彼らは中学受験のときに勉強させられているから、その反動で、いったん中学に入ったら、もう勉強などしない。遊びまくる。先生が口を酸っぱくしたところで、無駄である。
とうぜん、テストで測れるような学力は、同程度の能力を持つ公立中学の生徒より低い。
ところが、高校を終える時点では、公立の場合と学力はほとんど同じである。いつのまにか、なんとかなっている。理由は、高校入試のために中学の内容の細かいところまで磨きをかけたところで、時間が経てば大勢に影響はないということだと思う。最終的に重要なのは、考える力そのものである。これは、「心が安定していて、権威者の言葉や固定観念にすがりつかなくて済む」ことそのものである。
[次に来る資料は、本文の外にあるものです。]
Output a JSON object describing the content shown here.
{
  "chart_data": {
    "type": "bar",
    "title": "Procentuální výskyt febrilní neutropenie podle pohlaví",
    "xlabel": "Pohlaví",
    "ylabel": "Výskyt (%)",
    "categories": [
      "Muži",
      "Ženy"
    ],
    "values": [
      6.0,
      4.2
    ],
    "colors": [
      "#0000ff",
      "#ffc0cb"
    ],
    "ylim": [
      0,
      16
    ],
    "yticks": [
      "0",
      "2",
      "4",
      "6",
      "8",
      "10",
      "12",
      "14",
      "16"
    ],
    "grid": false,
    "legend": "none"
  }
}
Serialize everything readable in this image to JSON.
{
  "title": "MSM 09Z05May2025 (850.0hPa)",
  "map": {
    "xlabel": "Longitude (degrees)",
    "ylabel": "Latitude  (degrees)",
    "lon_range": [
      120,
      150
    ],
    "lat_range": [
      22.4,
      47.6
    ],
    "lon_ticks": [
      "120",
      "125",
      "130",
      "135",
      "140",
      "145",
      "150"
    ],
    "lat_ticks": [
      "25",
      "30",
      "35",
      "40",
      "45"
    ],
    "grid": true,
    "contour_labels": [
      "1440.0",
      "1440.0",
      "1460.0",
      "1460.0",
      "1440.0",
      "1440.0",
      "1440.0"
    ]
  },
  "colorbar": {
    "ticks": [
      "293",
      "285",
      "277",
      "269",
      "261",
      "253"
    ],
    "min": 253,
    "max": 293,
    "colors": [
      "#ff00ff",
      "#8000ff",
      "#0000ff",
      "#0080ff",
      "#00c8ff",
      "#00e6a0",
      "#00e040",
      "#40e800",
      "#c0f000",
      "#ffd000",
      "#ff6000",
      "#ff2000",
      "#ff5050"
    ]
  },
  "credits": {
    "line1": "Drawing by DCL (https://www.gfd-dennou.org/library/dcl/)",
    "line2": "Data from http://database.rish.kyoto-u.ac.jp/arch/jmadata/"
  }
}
勉強量とあまり関係ない。
私は、「公立中学が高校受験で追い立てて、ほんとうに人のためになっているの?」という疑問を持っている。》
【高校入試はなくてあたり前】より
《高校入試を行う必然性があるのか。これは、アメリカやヨーロッパの教育制度を調べているうちに湧いてきた疑問でもあった。欧米では、高校入試に相当するものがないのが普通である。
アメリカでは、中等教育で中学高校がまとまっている州と、高校にあたるものが別になっている州があるが、どこでも初等中等教育の12年間は希望者全員を受け入れていて、通常、試験などの選抜は行われない。
イギリスは、中学高校は中等学校としてまとまっている。一部を除き、選抜試験はない。
フランスは、中学にあたるコレージュと、高校にあたるリセが別立てであるが、いずれも選抜試験はない。大学すら、大学入学資格に受かっていれば、願書の先着順である。
私が確認したかぎりでは、欧米の主要な国には日本の高校入試に相当する大がかりな選抜試験はない。日本のように高校入試でムチを入れなくても、社会と産業はちゃんと維持されている。》
●「時間が経てば大勢に影響はない」というのは、そうなんだろうなぁ、と感じます。
そして、「最終的に重要なのは、考える力そのもの」であり、これは、「心が安定していて、権威者の言葉や固定観念にすがりつかなくて済む」ことそのもので、「勉強量とあまり関係はない」というのも、なるほどなぁ、です。
「考える力=心が安定していること」とも読み取れますが、多くの子どもを見てきて、私もそう感じます。